New Delhi, Mar 2: A parliamentary committee has endorsed the government's decision not to treat "marital rape" as a sexual offence in the recently-promulgated anti-rape ordinance, agreeing that it could destroy the institution of marriage. However, the panel was silent on rape in live-in relationships, with many members of the view that treating it differently from other sexual offences was not possible in the absence of a law recognizing live-in arrangements.
Justifying the panel's recommendation to keep "marital rape" out of the purview of anti-rape laws, chairman of the standing committee on home affairs M Venkaiah Naidu said that leaving scope for the wife to accuse her husband of rape "has the potential of destroying the institution of marriage".
"In India, for ages, the family system has evolved ... Family is able to resolve the (marital) problems and there is also a provision under the law for cruelty against women, It was, therefore, felt that if marital rape is brought under the law, the entire family system will be under great stress and the committee may perhaps be doing more injustice," the parliamentary panel examining the Criminal Law (Amendment) Bill, 2012, said in its report tabled on Friday.
Though some members of the panel like Raja (CPI) and Prasanta Chatterjee (CPI(M)), both of whom put in a dissent note, besides Kanimozhi (DMK) had insisted on some room for the wife to take up the issue of marital rape, arguing that consent in marriage was not "forever", the majority view was that if a wife was aggrieved, there were other means for her to move court. The reference was apparently to laws against cruelty to women. There were some suggestions that the wife's age mentioned in Section 375 be raised from 16 to 18 years, but Union home secretary RK Singh, while appearing before the panel, warned that this would outlaw marriages in many states in one stroke.

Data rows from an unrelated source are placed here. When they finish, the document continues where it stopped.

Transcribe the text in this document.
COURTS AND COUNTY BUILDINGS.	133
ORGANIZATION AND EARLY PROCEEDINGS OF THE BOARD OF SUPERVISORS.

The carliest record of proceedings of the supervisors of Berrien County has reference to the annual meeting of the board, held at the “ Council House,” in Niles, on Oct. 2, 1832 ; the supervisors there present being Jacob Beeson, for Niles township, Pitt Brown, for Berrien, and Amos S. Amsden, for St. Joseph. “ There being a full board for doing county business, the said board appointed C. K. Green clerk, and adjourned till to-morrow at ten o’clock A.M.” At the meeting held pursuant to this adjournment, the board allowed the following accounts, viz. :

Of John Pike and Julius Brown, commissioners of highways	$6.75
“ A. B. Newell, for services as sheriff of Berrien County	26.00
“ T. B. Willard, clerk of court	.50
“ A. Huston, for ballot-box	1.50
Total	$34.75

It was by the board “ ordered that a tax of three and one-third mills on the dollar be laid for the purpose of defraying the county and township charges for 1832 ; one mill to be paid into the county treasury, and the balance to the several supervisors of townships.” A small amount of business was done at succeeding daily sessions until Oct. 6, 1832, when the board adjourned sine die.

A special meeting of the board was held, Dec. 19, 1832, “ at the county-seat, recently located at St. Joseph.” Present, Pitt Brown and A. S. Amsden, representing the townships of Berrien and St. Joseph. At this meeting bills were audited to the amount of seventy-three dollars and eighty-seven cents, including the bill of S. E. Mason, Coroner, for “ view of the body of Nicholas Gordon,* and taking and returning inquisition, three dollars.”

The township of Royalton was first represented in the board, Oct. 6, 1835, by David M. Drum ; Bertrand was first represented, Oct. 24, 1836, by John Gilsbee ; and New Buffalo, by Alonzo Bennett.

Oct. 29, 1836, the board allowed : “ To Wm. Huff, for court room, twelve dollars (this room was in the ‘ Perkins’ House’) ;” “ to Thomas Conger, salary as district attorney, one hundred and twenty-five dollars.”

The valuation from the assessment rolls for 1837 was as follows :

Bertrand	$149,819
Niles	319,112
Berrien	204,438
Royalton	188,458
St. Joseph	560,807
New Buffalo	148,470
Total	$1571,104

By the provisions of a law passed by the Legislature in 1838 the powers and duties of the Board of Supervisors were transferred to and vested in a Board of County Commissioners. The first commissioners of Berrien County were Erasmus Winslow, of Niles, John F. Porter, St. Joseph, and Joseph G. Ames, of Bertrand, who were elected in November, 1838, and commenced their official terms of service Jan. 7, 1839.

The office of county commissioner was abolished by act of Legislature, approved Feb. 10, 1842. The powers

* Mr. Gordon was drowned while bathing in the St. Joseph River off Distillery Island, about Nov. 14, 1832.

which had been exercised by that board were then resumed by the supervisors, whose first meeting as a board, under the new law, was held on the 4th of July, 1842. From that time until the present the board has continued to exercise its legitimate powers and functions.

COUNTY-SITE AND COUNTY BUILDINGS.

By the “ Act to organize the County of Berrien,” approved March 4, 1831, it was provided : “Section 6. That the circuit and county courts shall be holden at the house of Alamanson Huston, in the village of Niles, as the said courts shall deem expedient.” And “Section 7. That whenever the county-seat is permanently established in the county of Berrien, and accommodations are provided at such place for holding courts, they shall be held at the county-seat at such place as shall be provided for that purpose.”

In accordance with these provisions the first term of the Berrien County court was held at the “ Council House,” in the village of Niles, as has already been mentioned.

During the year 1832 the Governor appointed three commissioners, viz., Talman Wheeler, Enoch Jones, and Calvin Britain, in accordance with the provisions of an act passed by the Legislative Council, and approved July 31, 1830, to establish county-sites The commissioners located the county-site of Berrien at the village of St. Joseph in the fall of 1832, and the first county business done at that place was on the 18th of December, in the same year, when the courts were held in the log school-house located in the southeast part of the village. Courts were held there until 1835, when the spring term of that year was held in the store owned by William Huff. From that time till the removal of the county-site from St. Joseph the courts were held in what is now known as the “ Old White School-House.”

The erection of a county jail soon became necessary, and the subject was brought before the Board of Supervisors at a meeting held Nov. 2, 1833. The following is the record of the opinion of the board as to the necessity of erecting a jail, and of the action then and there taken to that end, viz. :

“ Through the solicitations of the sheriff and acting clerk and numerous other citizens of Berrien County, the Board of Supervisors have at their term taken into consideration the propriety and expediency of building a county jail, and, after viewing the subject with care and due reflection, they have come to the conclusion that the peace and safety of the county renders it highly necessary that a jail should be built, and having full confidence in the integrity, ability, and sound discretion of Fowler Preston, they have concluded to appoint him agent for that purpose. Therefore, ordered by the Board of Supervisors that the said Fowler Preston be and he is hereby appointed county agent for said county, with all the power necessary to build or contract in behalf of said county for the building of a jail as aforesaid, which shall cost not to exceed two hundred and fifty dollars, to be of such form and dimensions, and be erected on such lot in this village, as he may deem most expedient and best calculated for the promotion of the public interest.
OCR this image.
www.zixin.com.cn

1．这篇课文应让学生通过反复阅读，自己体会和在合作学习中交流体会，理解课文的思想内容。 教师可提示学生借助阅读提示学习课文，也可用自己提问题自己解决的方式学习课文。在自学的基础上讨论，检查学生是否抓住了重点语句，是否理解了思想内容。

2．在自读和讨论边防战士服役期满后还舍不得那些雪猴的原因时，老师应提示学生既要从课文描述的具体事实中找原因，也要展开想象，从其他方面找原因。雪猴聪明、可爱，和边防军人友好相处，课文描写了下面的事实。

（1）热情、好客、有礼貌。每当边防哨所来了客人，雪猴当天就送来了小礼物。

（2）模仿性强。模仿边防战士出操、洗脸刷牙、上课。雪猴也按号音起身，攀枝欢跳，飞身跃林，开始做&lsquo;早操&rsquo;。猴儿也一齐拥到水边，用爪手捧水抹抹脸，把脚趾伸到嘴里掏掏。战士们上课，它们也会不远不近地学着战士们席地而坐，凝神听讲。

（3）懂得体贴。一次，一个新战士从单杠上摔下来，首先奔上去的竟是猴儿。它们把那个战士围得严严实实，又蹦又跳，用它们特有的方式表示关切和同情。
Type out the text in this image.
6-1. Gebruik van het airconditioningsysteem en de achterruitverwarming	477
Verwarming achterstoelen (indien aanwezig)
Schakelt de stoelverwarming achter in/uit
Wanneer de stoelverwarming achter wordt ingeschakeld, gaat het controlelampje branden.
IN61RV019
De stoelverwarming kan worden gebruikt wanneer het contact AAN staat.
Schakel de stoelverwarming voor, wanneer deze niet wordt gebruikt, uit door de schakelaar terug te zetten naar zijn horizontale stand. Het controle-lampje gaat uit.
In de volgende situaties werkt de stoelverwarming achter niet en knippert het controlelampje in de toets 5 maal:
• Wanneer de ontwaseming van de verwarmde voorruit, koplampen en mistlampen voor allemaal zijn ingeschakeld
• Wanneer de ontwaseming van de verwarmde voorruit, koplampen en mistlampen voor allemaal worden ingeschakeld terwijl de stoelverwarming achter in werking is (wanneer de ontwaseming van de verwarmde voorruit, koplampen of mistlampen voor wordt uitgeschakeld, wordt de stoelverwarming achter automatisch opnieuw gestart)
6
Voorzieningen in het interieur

Even though the Supreme Court has, in several judgments since 2010, ruled long-term live-in relationships as legal and on par with marriage, the government is yet to enact a law recognizing live-ins and outlining the rights of live-in partners. The home secretary had conceded before the panel that dealing with rape charges brought against a man by his live-in partner, especially where the relationship failed to culminate into marriage, was a tricky issue as sexual consent was presumably based on the promise of marriage. The standing panel steered clear of taking a stand on the suggestion it had received against considering live-in relations as rape.
The panel received as many as 90 suggestions from individuals, women's bodies and states/UTs. Incidentally, only five states and UTs — Gujarat, Mizoram, Lakshadweep, Puducherry and Dadra & Nagar Haveli — gave in their views.